En quelque sorte. Il y a toujours un fil rouge dans les paroles. Tout ne parle pas exactement du même sujet, mais oui, c'est centré autour du rituel de l'Homme.

In Times est très différent. Penses-tu que vous étiez obligés de faire autre chose, des chansons un peu plus directes ?

Je ne trouve pas que ce soit un album très direct, même s'il y a peut être quelques parties qui le sont. En tout cas, ce qui a été écrit pour le prochain album jusqu'à présent n'est pas direct. Il y aura peut être une ou deux chansons plus accessibles...

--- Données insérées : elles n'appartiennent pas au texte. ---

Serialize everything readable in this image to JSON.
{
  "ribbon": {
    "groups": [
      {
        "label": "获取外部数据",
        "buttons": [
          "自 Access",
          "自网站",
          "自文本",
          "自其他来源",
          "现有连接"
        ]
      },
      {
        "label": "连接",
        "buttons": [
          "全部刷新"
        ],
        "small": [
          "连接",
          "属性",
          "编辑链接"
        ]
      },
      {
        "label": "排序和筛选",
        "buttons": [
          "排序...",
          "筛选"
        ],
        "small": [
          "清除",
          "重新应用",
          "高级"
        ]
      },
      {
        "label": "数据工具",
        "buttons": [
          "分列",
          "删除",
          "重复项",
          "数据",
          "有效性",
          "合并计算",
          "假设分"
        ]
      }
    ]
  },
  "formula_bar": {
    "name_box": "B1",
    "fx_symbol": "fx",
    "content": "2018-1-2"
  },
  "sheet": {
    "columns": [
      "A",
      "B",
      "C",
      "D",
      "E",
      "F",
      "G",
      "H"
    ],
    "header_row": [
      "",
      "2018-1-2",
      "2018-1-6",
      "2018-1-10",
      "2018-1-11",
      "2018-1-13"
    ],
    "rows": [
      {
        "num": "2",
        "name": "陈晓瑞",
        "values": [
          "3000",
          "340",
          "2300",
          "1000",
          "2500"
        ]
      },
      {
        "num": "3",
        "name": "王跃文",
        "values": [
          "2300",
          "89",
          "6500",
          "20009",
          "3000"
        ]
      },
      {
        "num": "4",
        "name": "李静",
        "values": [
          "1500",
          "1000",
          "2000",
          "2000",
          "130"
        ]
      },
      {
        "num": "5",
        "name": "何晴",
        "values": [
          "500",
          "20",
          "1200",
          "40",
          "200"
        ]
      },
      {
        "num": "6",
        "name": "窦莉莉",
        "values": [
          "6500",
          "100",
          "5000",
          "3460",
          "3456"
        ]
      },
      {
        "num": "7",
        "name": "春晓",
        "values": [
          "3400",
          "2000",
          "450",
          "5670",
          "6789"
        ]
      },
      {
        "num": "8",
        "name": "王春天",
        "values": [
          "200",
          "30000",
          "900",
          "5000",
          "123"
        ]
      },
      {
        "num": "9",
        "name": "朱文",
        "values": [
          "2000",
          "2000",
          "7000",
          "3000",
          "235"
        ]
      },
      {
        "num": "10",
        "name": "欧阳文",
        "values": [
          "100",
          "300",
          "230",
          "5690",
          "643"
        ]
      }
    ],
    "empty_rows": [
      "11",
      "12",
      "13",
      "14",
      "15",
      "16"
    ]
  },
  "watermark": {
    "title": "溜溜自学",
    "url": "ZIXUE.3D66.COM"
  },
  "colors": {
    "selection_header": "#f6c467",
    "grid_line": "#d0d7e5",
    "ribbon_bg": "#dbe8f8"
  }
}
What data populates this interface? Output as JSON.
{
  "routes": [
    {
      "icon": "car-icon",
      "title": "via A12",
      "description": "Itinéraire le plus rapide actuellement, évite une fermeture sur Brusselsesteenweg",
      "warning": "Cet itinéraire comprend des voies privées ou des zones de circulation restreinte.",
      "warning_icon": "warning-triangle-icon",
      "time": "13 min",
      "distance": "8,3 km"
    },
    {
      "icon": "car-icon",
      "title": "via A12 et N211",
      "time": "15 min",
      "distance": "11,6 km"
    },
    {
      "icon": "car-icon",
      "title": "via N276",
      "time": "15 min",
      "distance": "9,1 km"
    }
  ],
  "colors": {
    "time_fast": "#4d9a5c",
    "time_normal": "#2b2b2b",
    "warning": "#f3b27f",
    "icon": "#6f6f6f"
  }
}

Je parlais surtout de la différence entre Riitiir et In Times. Si je prends "Building With Fire" qui est plus directe que "Thoughts Like Hammers" par exemple, avec son intro un peu folle.

Oui c'est vrai que Riitiir est un peu plus chaotique. C'est naturel pour nous, sur le moment de faire ce genre de choses, que ce soit "Building With Fire" ou "Thoughts Like Hammers". Je crois que la dernière fois que nous avons joué ici, nous avons introduit le morceau en français. Comment tu dirais ça en français ?

"Pensées comme des marteaux" ?

C'est ça, "Pensées comme des marteaux" [NDLR : avec un délicieux accent norvégien] ! On a présenté le morceau comme ça la dernière fois ! [Rires]

Puisque tu parles du français : je crois qu'à chaque fois que vous jouez ici, vous nous faites chanter la Marseillaise. Est-ce une fascination pour notre hymne ou vous faites ça dans chaque pays ?

C'est un bon hymne national, un de mes préférés. Ce n'est pas que je m'intéresse spécialement aux hymnes des différents pays, mais je pense que le vôtre est plutôt bon ! Donc je pourrais faire quelque de très différent en Espagne ou en Italie. Mais la Marseillaise est une bonne chanson, avec une vraie portée symbolique. Je veux dire, c'est un peu comme la chanson la plus célèbre de la résistance pendant la Seconde Guerre mondiale.

Il paraît que vous aimeriez toujours jouer votre dernier album en entier en tournée, plutôt que d'être forcés à jouer des classiques.  Penses-tu que vous le ferez la prochaine fois ?

Oui, ça serait vraiment sympa de faire ça. C'est quelque chose que je voudrais faire, absolument : présenter la dernière chose qu'on ait faite. Mais bon, tu sais comment sont les fans... [Rires] Tout le monde voulait entendre "Ace of Spades" à un concert de Motörhead, et tu es un peu obligé de respecter ça, d'une certaine manière. Même si je préfère jouer nos morceaux récents à nos vieilles chansons. C'est toujours sympa de les jouer ceci dit, mais... Jouer ce que tu viens d'écrire est évidemment plus intéressant pour toi.